Tanzania says there are no plans to accept COVID-19 vaccines

DODOMA, Tanzania (AP) – Tanzania’s health ministry says there are no plans to accept COVID-19 vaccines, days after the country’s president of 60 million people expressed doubts about the vaccines without providing evidence. liver.

Health Minister Dorothy Gwajima told a news conference in the capital Dodoma on Monday that “the ministry does not plan to receive vaccines for COVID-19.” Any vaccines must be approved by the ministry. It is not clear when any vaccines could come, although Tanzania is eligible for the COVAX global effort to deliver doses to low- and middle-income countries.

The health minister has insisted that Tanzania be safe. During a presentation in which she and others did not wear face masks, she urged the public to improve hygiene practices, including the use of disinfectants, but also steam inhalation – which has been rejected by health experts elsewhere as a way to kill the coronavirus .

Fidelice Mafumiko, chief chemist for the government, also suggested using herbal medicine to cure COVID-19 without providing evidence.

The Tanzanian government has been widely criticized for its approach to the pandemic. It has not updated its number of coronavirus infections (509) since April.
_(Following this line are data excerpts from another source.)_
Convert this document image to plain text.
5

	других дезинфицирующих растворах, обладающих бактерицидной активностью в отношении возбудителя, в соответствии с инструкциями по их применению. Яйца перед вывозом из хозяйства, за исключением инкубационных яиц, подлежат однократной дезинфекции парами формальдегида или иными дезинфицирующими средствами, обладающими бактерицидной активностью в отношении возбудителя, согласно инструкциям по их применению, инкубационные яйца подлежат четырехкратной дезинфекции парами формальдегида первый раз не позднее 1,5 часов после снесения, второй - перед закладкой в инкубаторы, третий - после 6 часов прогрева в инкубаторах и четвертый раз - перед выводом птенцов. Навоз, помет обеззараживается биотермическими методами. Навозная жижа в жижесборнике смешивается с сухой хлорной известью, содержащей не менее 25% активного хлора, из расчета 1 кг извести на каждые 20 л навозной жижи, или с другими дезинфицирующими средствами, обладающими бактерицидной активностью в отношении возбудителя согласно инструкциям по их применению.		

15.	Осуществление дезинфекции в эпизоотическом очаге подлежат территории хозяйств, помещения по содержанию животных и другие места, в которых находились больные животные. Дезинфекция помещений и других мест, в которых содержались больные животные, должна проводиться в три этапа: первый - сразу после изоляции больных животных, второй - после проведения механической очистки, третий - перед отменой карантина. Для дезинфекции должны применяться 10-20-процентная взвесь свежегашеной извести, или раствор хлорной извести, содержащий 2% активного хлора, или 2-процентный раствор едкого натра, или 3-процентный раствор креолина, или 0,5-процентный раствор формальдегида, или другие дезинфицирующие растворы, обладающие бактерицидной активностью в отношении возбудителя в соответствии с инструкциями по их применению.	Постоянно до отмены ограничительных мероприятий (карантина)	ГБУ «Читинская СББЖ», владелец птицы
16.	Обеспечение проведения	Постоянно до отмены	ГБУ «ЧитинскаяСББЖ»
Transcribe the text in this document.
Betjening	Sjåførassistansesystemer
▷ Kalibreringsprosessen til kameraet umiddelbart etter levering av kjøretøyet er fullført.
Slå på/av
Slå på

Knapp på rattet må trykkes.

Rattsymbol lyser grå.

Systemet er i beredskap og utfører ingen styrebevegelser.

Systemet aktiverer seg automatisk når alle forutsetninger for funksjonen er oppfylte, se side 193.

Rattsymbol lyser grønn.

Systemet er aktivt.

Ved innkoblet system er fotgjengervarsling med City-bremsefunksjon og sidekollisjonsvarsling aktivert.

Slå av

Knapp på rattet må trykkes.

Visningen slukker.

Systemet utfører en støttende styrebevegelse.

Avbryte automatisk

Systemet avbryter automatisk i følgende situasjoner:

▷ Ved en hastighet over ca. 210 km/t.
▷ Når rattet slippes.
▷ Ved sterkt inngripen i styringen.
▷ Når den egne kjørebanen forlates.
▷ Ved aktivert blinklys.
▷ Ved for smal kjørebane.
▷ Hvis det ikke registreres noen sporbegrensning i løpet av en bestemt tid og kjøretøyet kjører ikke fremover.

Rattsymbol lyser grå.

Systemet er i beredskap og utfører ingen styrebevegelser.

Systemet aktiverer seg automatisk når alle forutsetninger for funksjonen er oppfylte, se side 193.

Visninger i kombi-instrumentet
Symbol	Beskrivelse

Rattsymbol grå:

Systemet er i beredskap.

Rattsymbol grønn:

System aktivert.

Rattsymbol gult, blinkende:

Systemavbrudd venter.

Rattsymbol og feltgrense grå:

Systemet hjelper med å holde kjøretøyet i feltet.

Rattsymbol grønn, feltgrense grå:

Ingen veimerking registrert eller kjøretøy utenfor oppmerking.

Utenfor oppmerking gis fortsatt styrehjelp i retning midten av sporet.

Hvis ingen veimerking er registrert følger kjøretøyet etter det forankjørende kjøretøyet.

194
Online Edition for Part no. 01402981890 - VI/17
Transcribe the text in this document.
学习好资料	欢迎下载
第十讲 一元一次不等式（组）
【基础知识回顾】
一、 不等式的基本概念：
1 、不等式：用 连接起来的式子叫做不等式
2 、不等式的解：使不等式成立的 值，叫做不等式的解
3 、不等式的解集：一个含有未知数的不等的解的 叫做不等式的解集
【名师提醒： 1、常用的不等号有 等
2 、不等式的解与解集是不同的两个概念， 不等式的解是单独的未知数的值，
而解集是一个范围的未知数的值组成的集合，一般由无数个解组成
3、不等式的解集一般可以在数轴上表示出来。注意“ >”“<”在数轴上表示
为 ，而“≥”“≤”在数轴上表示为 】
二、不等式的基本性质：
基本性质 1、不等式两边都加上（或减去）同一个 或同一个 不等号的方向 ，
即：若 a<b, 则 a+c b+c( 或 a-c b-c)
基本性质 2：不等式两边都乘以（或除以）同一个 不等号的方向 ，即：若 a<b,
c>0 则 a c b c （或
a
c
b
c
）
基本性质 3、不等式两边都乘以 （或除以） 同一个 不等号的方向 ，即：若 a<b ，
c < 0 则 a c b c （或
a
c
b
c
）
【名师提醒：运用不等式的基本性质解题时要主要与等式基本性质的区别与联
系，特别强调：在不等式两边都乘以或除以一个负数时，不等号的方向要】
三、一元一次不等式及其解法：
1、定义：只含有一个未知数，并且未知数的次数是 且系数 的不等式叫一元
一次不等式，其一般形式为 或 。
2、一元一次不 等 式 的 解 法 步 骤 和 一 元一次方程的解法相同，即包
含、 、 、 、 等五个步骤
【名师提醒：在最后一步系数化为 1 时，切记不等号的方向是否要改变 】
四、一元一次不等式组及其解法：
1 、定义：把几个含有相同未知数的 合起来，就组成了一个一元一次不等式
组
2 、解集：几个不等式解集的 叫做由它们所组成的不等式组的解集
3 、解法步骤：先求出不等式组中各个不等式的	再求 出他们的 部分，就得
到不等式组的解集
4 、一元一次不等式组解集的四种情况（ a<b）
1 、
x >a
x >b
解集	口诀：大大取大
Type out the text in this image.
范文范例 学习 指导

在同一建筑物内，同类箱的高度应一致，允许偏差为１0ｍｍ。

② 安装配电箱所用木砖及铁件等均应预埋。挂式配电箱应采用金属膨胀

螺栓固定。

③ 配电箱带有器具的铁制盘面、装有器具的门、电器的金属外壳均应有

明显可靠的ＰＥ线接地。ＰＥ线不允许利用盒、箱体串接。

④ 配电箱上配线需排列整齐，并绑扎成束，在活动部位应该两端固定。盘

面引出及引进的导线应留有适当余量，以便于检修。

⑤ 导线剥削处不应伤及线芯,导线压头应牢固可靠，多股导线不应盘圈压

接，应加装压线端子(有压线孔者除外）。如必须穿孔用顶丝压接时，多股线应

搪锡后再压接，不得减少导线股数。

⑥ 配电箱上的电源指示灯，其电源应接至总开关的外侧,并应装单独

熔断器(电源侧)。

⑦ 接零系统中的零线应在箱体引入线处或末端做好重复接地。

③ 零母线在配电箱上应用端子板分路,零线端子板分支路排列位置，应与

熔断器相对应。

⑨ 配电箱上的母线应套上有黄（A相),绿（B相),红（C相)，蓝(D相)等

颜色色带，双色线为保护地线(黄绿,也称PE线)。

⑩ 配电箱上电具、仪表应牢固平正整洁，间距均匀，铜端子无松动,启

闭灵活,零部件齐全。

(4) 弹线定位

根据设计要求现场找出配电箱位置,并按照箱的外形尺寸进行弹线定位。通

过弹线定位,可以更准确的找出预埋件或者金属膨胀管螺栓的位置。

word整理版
The world head of the World Health Organization in Africa last week called on Tanzania to share its data on infections, while the director of Africa Centers for Disease Control and Prevention said: “if we do not fight it as a collective on the continent, we are doomed. “

President John Magufuli, who has long claimed that God eliminated COVID-19 in Tanzania, claimed last week that vaccines were “inappropriate” for it, even as the first major deliveries of vaccines began on the African continent.

But authorities in Tanzania, from the Catholic Church to government institutions, are pushing back and telling the public and employees that COVID-19 exists in the country precaution must be taken.

Although it is difficult to determine the level of viral infections in Tanzania, the leading opposition party ACT Wazalendo announced this week that party leader Seif Sharif Hamad, vice president of the semi-autonomous island region of Zanzibar, is being treated for COVID-19.

The US Centers for Disease Control and Prevention in its latest travel warning about Tanzania says the country’s level of COVID-19 is ‘very high’. It gives no details, but insists on all travel to the East African nation.